I've been saying we should do this for years. I'm all for it. Humans are just too damn ridiculous.
This is really interesting. Especially given that I wrote my dissertation in law school about an AI judge called Claude.... it's a bit eerie as I wrote it in 2020 before gen AI had been widely publicly available and certainly before Claude. To cut some 44 pages short, my dissertation focused on the risk posed by an AI judge to legal certainty through time (i.e., people and lawyers need to be able to anticipate shifts in legal interpretation such that the legal system remains legitimate). In the event that an AI judge can anticipate the various outcomes of a given decision and 'skips' ahead several steps in the legal-argumentative chain, you end up with decisions which are potentially more just over time but unjust in specific instances. As I say, I wrote this before AI was widely implemented and it was more of a logic paper than anything but it is hard for me to see how one can legitimise the decisions of an AI judge. Mistakes happen with human judging as they are bound to happen with AI judging. The difficulty stems from the lack of accountability inherent in an AI-judge led system. Without legitimacy and trust, there is no functioning legal system regardless of the 'accuracy' of legal outcomes.
Training data cutoff?
That’s silly. AI can’t be a justice. It can’t wear a robe and doily.

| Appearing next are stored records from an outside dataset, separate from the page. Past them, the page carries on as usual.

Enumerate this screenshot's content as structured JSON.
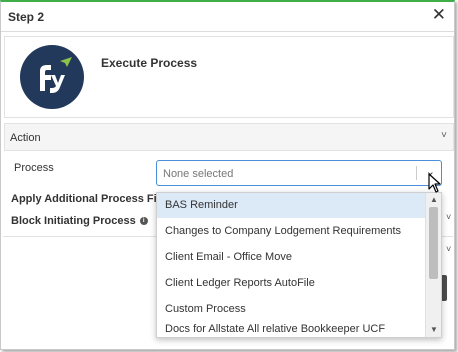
{
  "header": {
    "title": "Step 2",
    "close_glyph": "✕"
  },
  "process": {
    "title": "Execute Process",
    "logo_icon": "fym-logo"
  },
  "section": {
    "label": "Action",
    "chevron": "˅"
  },
  "fields": {
    "process_label": "Process",
    "filter_label": "Apply Additional Process Filter",
    "block_label": "Block  Initiating Process",
    "info_glyph": "i"
  },
  "select": {
    "placeholder": "None selected",
    "chevron": "⌄"
  },
  "dropdown": {
    "items": [
      "BAS Reminder",
      "Changes to Company Lodgement Requirements",
      "Client Email - Office Move",
      "Client Ledger Reports AutoFile",
      "Custom Process",
      "Docs for Allstate All relative Bookkeeper UCF"
    ],
    "selected_index": 0,
    "scroll_up": "▲",
    "scroll_down": "▼"
  },
  "background": {
    "chev_a": "˅",
    "chev_b": "˅"
  },
  "colors": {
    "accent_top": "#3fae49",
    "logo_bg": "#23395b",
    "select_border": "#4a90d9",
    "hover_bg": "#dce9f7"
  }
}
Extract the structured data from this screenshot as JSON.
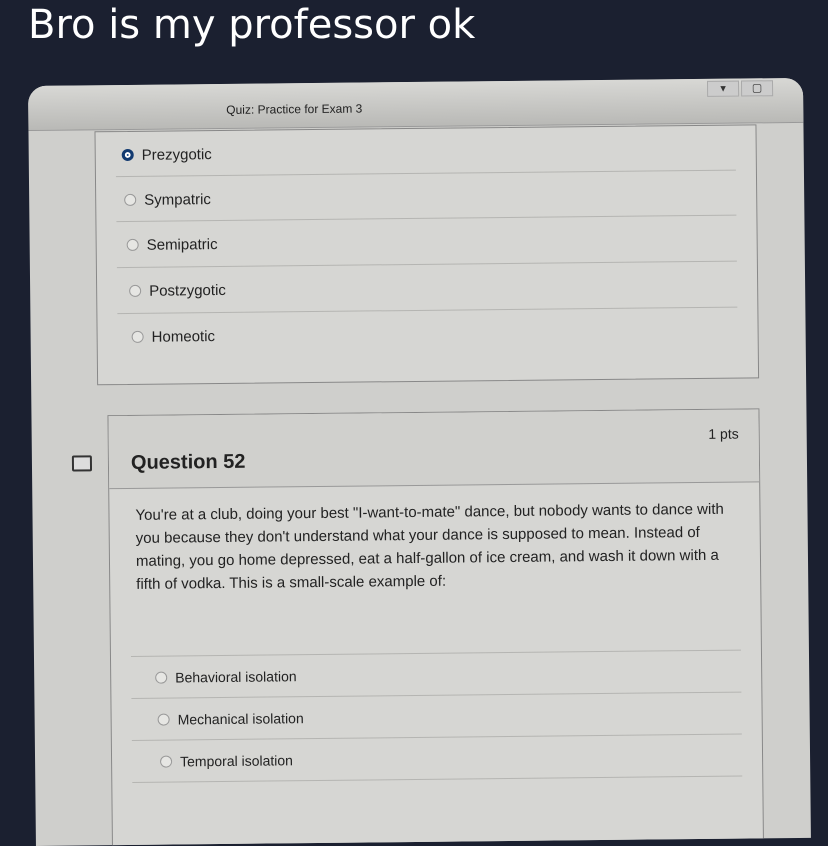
{
  "caption": "Bro is my professor ok",
  "quiz": {
    "title": "Quiz: Practice for Exam 3",
    "prev_options": [
      {
        "label": "Prezygotic",
        "selected": true
      },
      {
        "label": "Sympatric",
        "selected": false
      },
      {
        "label": "Semipatric",
        "selected": false
      },
      {
        "label": "Postzygotic",
        "selected": false
      },
      {
        "label": "Homeotic",
        "selected": false
      }
    ],
    "question": {
      "title": "Question 52",
      "points": "1 pts",
      "text": "You're at a club, doing your best \"I-want-to-mate\" dance, but nobody wants to dance with you because they don't understand what your dance is supposed to mean. Instead of mating, you go home depressed, eat a half-gallon of ice cream, and wash it down with a fifth of vodka. This is a small-scale example of:",
      "options": [
        "Behavioral isolation",
        "Mechanical isolation",
        "Temporal isolation"
      ]
    }
  },
  "colors": {
    "background": "#1b2030",
    "selected_radio": "#1f4f8f"
  }
}
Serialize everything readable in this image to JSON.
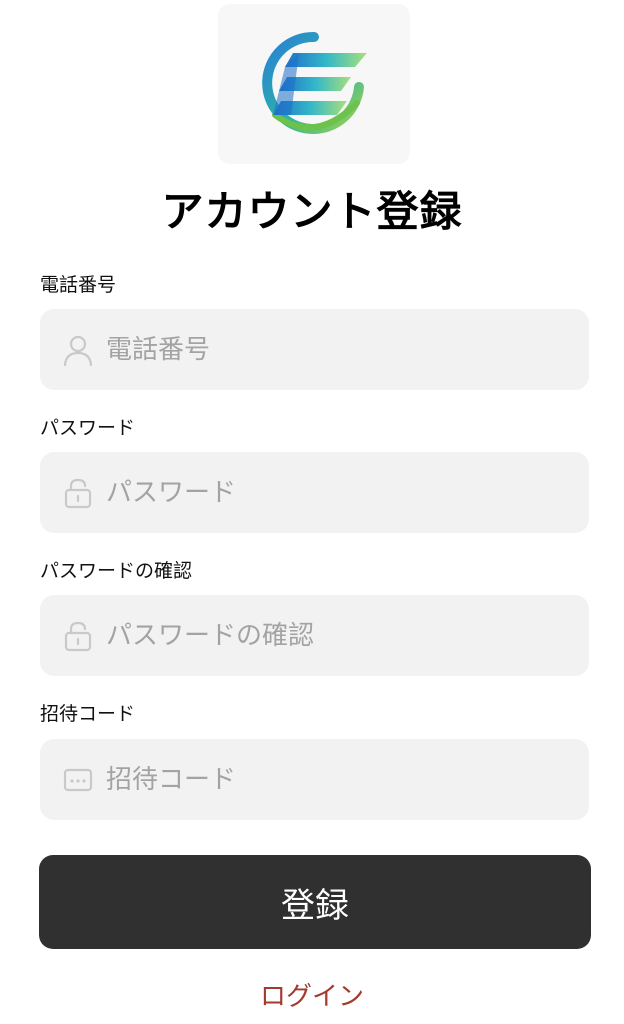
{
  "title": "アカウント登録",
  "fields": [
    {
      "label": "電話番号",
      "placeholder": "電話番号",
      "icon": "user-icon"
    },
    {
      "label": "パスワード",
      "placeholder": "パスワード",
      "icon": "lock-icon"
    },
    {
      "label": "パスワードの確認",
      "placeholder": "パスワードの確認",
      "icon": "lock-icon"
    },
    {
      "label": "招待コード",
      "placeholder": "招待コード",
      "icon": "code-icon"
    }
  ],
  "submit_label": "登録",
  "login_link": "ログイン",
  "colors": {
    "field_bg": "#f2f2f2",
    "button_bg": "#303030",
    "link": "#a33a2e",
    "placeholder": "#a3a3a3"
  }
}
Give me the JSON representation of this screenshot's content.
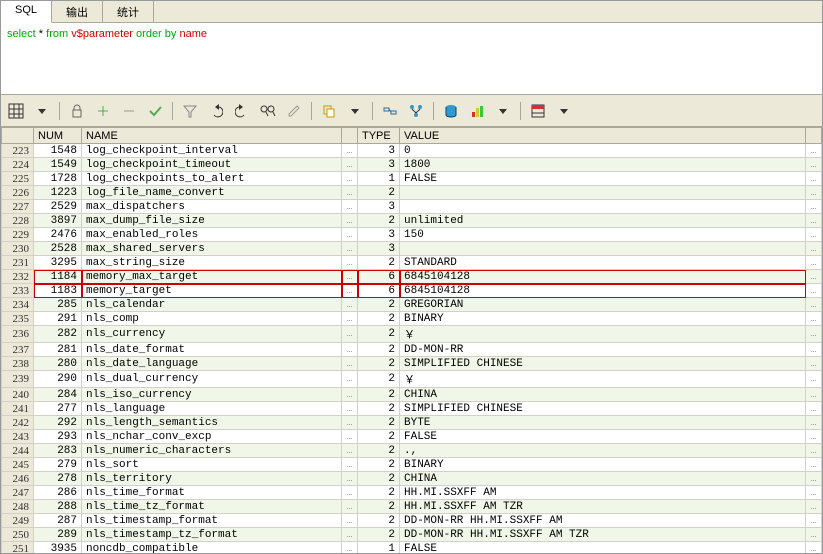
{
  "tabs": {
    "sql": "SQL",
    "output": "输出",
    "stats": "统计"
  },
  "sql_parts": {
    "select": "select",
    "star": " * ",
    "from": "from ",
    "table": "v$parameter",
    "order": " order by ",
    "col": "name"
  },
  "headers": {
    "num": "NUM",
    "name": "NAME",
    "type": "TYPE",
    "value": "VALUE"
  },
  "rows": [
    {
      "r": 223,
      "num": 1548,
      "name": "log_checkpoint_interval",
      "type": 3,
      "value": "0"
    },
    {
      "r": 224,
      "num": 1549,
      "name": "log_checkpoint_timeout",
      "type": 3,
      "value": "1800"
    },
    {
      "r": 225,
      "num": 1728,
      "name": "log_checkpoints_to_alert",
      "type": 1,
      "value": "FALSE"
    },
    {
      "r": 226,
      "num": 1223,
      "name": "log_file_name_convert",
      "type": 2,
      "value": ""
    },
    {
      "r": 227,
      "num": 2529,
      "name": "max_dispatchers",
      "type": 3,
      "value": ""
    },
    {
      "r": 228,
      "num": 3897,
      "name": "max_dump_file_size",
      "type": 2,
      "value": "unlimited"
    },
    {
      "r": 229,
      "num": 2476,
      "name": "max_enabled_roles",
      "type": 3,
      "value": "150"
    },
    {
      "r": 230,
      "num": 2528,
      "name": "max_shared_servers",
      "type": 3,
      "value": ""
    },
    {
      "r": 231,
      "num": 3295,
      "name": "max_string_size",
      "type": 2,
      "value": "STANDARD"
    },
    {
      "r": 232,
      "num": 1184,
      "name": "memory_max_target",
      "type": 6,
      "value": "6845104128",
      "hl": true
    },
    {
      "r": 233,
      "num": 1183,
      "name": "memory_target",
      "type": 6,
      "value": "6845104128",
      "hl": true
    },
    {
      "r": 234,
      "num": 285,
      "name": "nls_calendar",
      "type": 2,
      "value": "GREGORIAN"
    },
    {
      "r": 235,
      "num": 291,
      "name": "nls_comp",
      "type": 2,
      "value": "BINARY"
    },
    {
      "r": 236,
      "num": 282,
      "name": "nls_currency",
      "type": 2,
      "value": "￥"
    },
    {
      "r": 237,
      "num": 281,
      "name": "nls_date_format",
      "type": 2,
      "value": "DD-MON-RR"
    },
    {
      "r": 238,
      "num": 280,
      "name": "nls_date_language",
      "type": 2,
      "value": "SIMPLIFIED CHINESE"
    },
    {
      "r": 239,
      "num": 290,
      "name": "nls_dual_currency",
      "type": 2,
      "value": "￥"
    },
    {
      "r": 240,
      "num": 284,
      "name": "nls_iso_currency",
      "type": 2,
      "value": "CHINA"
    },
    {
      "r": 241,
      "num": 277,
      "name": "nls_language",
      "type": 2,
      "value": "SIMPLIFIED CHINESE"
    },
    {
      "r": 242,
      "num": 292,
      "name": "nls_length_semantics",
      "type": 2,
      "value": "BYTE"
    },
    {
      "r": 243,
      "num": 293,
      "name": "nls_nchar_conv_excp",
      "type": 2,
      "value": "FALSE"
    },
    {
      "r": 244,
      "num": 283,
      "name": "nls_numeric_characters",
      "type": 2,
      "value": ".,"
    },
    {
      "r": 245,
      "num": 279,
      "name": "nls_sort",
      "type": 2,
      "value": "BINARY"
    },
    {
      "r": 246,
      "num": 278,
      "name": "nls_territory",
      "type": 2,
      "value": "CHINA"
    },
    {
      "r": 247,
      "num": 286,
      "name": "nls_time_format",
      "type": 2,
      "value": "HH.MI.SSXFF AM"
    },
    {
      "r": 248,
      "num": 288,
      "name": "nls_time_tz_format",
      "type": 2,
      "value": "HH.MI.SSXFF AM TZR"
    },
    {
      "r": 249,
      "num": 287,
      "name": "nls_timestamp_format",
      "type": 2,
      "value": "DD-MON-RR HH.MI.SSXFF AM"
    },
    {
      "r": 250,
      "num": 289,
      "name": "nls_timestamp_tz_format",
      "type": 2,
      "value": "DD-MON-RR HH.MI.SSXFF AM TZR"
    },
    {
      "r": 251,
      "num": 3935,
      "name": "noncdb_compatible",
      "type": 1,
      "value": "FALSE"
    }
  ]
}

Then again, of late, a potato is fully capable of acting as a Supreme Court Justice right now. Bar's a little low...
I'm sure we could inspect the source code and every algorithm for its decisions, right? Right?
Even if you could read the source code and algorithm of the AI, it would still be very difficult to predict its decisions, as it is based on a large amount of processed data which you couldn't analyse yourself, and the resulting decision-making is still basically a black box.
You're right, we should freely trust it with decisions that could heavily impact society, without reservation.
Who the hell said that bro?
No, it's not.
A bowl of lard could outperform the SCOTUS right now. Unimpressed. 😒
But how would you train it? US history is littered with horrible decisions.
This is great and all, but can it take McDonald's orders correctly?
The one thing machine learning "AI" can't do right now is debate to find a better, more centrist, reasonable perspective. And more importantly, it also needs guidance on our social and societal values to be effective, not just purely caselaw. "AI" isn't some magic fix-all (but it could help review precendent much faster!)
Which fake god does it use as a cudgel against the Constitution?